Kupiłem ziemię w mieście z zabudowaniami i do mojej posiadłości wchodzi rura z wodą (jest na mapie geodezyjnej) przechodzi przez piwnicę domu wychdzi z niej i leci dalej do sąsiada (tego już nie ma na mapie geodezyjnej - czyli nielegalne podłaczenie tudzież samowolka budowlana) oddalonego od mojej nieruchomości o około 150 metrów.
W ZGKiM powiedzili mi że nie ma mowy żeby podłaczyć się pod tą rurę ani nawet zamienić odbiorcę (niech sąsiad sam sobie podłaczenie kombinuje a przepisali by na mnie) bo złącze musi być poprowadzone od głównej rury, która leży po drugiej stronie drogi.
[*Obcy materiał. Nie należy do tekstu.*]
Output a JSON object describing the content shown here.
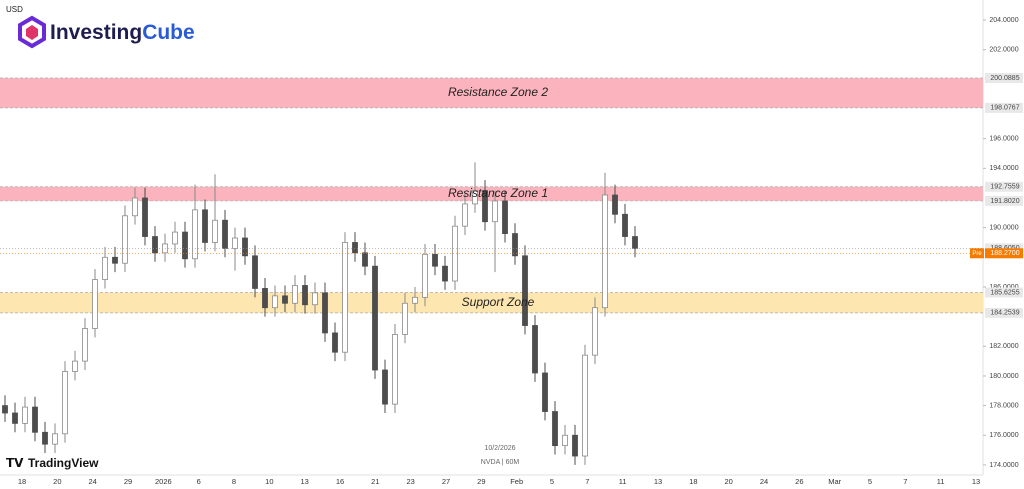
{
  "chart_data": {
    "type": "candlestick",
    "logo": {
      "word1": "Investing",
      "word2": "Cube"
    },
    "brand": "TradingView",
    "date": "10/2/2026",
    "symbol": "NVDA | 60M",
    "currency": "USD",
    "up_color": "#8a8a8a",
    "down_color": "#4d4d4d",
    "ylim": [
      173.32,
      205.35
    ],
    "yticks": [
      {
        "value": 174,
        "label": "174.0000"
      },
      {
        "value": 176,
        "label": "176.0000"
      },
      {
        "value": 178,
        "label": "178.0000"
      },
      {
        "value": 180,
        "label": "180.0000"
      },
      {
        "value": 182,
        "label": "182.0000"
      },
      {
        "value": 186,
        "label": "186.0000"
      },
      {
        "value": 190,
        "label": "190.0000"
      },
      {
        "value": 194,
        "label": "194.0000"
      },
      {
        "value": 196,
        "label": "196.0000"
      },
      {
        "value": 202,
        "label": "202.0000"
      },
      {
        "value": 204,
        "label": "204.0000"
      }
    ],
    "zones": [
      {
        "name": "Resistance Zone 2",
        "color": "#fbb4bd",
        "low": {
          "value": 198.0767,
          "label": "198.0767"
        },
        "high": {
          "value": 200.0885,
          "label": "200.0885"
        }
      },
      {
        "name": "Resistance Zone 1",
        "color": "#fbb4bd",
        "low": {
          "value": 191.802,
          "label": "191.8020"
        },
        "high": {
          "value": 192.7559,
          "label": "192.7559"
        }
      },
      {
        "name": "Support Zone",
        "color": "#fde6b0",
        "low": {
          "value": 184.2539,
          "label": "184.2539"
        },
        "high": {
          "value": 185.6255,
          "label": "185.6255"
        }
      }
    ],
    "last_price": {
      "value": 188.605,
      "label": "188.6050"
    },
    "pre_price": {
      "tag": "Pre",
      "value": 188.27,
      "label": "188.2700",
      "color": "#f57c00"
    },
    "categories": [
      "18",
      "20",
      "24",
      "29",
      "2026",
      "6",
      "8",
      "10",
      "13",
      "16",
      "21",
      "23",
      "27",
      "29",
      "Feb",
      "5",
      "7",
      "11",
      "13",
      "18",
      "20",
      "24",
      "26",
      "Mar",
      "5",
      "7",
      "11",
      "13"
    ],
    "open": [
      178.0,
      177.5,
      176.8,
      177.9,
      176.2,
      175.4,
      176.1,
      180.3,
      181.0,
      183.2,
      186.5,
      188.0,
      187.6,
      190.8,
      192.0,
      189.4,
      188.3,
      188.9,
      189.7,
      187.9,
      191.2,
      189.0,
      190.5,
      188.6,
      189.3,
      188.1,
      185.9,
      184.6,
      185.4,
      184.9,
      186.1,
      184.8,
      185.6,
      182.9,
      181.6,
      189.0,
      188.3,
      187.4,
      180.4,
      178.1,
      182.8,
      184.9,
      185.3,
      188.2,
      187.4,
      186.4,
      190.1,
      191.6,
      192.5,
      190.4,
      191.8,
      189.6,
      188.1,
      183.4,
      180.2,
      177.6,
      175.3,
      176.0,
      174.6,
      181.4,
      184.6,
      192.2,
      190.9,
      189.4
    ],
    "high": [
      178.7,
      178.2,
      178.6,
      178.6,
      176.9,
      176.8,
      181.0,
      181.7,
      183.9,
      187.2,
      188.7,
      188.7,
      191.5,
      192.7,
      192.7,
      190.1,
      189.6,
      190.4,
      190.4,
      192.9,
      191.9,
      193.6,
      191.2,
      190.0,
      190.0,
      188.8,
      186.6,
      186.1,
      186.1,
      186.8,
      186.8,
      186.3,
      186.3,
      183.6,
      189.7,
      189.7,
      189.0,
      188.1,
      181.1,
      183.5,
      185.6,
      186.0,
      188.9,
      188.9,
      188.1,
      190.8,
      192.3,
      194.4,
      193.2,
      192.5,
      192.5,
      190.3,
      188.8,
      184.1,
      180.9,
      178.3,
      176.7,
      176.7,
      182.1,
      185.3,
      193.7,
      192.9,
      191.6,
      190.1
    ],
    "low": [
      176.9,
      176.2,
      176.2,
      175.6,
      174.8,
      174.8,
      175.5,
      179.7,
      180.4,
      182.6,
      185.9,
      187.0,
      187.0,
      190.2,
      188.8,
      187.7,
      187.7,
      188.3,
      187.3,
      187.3,
      188.4,
      188.4,
      188.0,
      187.1,
      187.5,
      185.3,
      184.0,
      184.0,
      184.3,
      184.3,
      184.2,
      184.2,
      182.3,
      181.0,
      181.0,
      187.7,
      186.8,
      179.8,
      177.5,
      177.5,
      182.2,
      184.3,
      184.7,
      186.8,
      185.8,
      185.8,
      189.5,
      191.0,
      189.8,
      187.0,
      189.0,
      187.5,
      182.8,
      179.6,
      177.0,
      174.7,
      174.7,
      174.0,
      174.0,
      180.8,
      184.0,
      190.3,
      188.8,
      188.0
    ],
    "close": [
      177.5,
      176.8,
      177.9,
      176.2,
      175.4,
      176.1,
      180.3,
      181.0,
      183.2,
      186.5,
      188.0,
      187.6,
      190.8,
      192.0,
      189.4,
      188.3,
      188.9,
      189.7,
      187.9,
      191.2,
      189.0,
      190.5,
      188.6,
      189.3,
      188.1,
      185.9,
      184.6,
      185.4,
      184.9,
      186.1,
      184.8,
      185.6,
      182.9,
      181.6,
      189.0,
      188.3,
      187.4,
      180.4,
      178.1,
      182.8,
      184.9,
      185.3,
      188.2,
      187.4,
      186.4,
      190.1,
      191.6,
      192.5,
      190.4,
      191.8,
      189.6,
      188.1,
      183.4,
      180.2,
      177.6,
      175.3,
      176.0,
      174.6,
      181.4,
      184.6,
      192.2,
      190.9,
      189.4,
      188.6
    ]
  }
}
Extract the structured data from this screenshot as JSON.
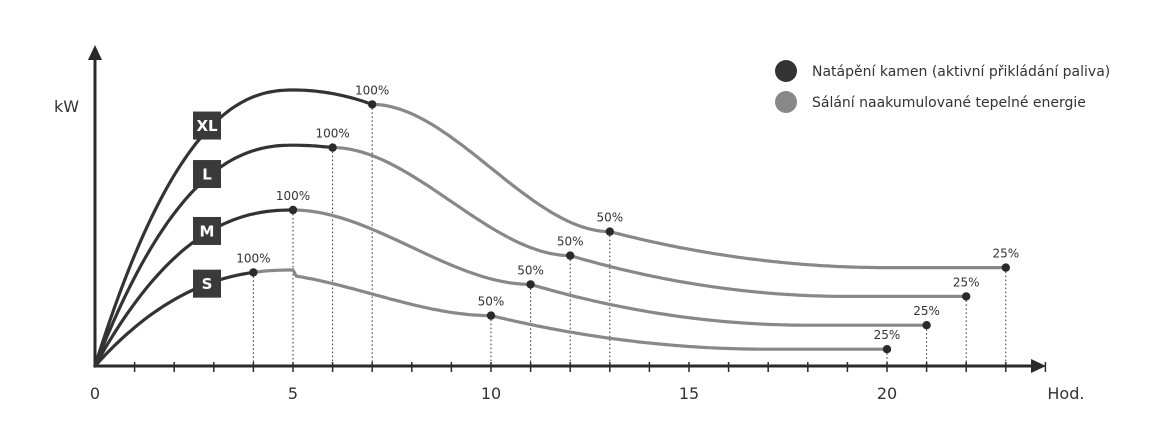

Dodam że kiedyś za czasów PRL moja posiadłość po WGS połączona była z posiadłością sąsiada GSem. Ale to było lata 90te. Sąsiad nie może się podłaczyć od głównej rury bo ma za daleko około 300-400 metrów i jest obecnie podłaczony do budynku TBS.
Jak to ugryść żeby nie płacić za nowe podłączenie (wydatek kilku tysięcy)
PS
jak mówił ZGKiM odciąć nie mogę bo kara, sądy itp ale mogę domagać się pieniędzy za użytkowanie.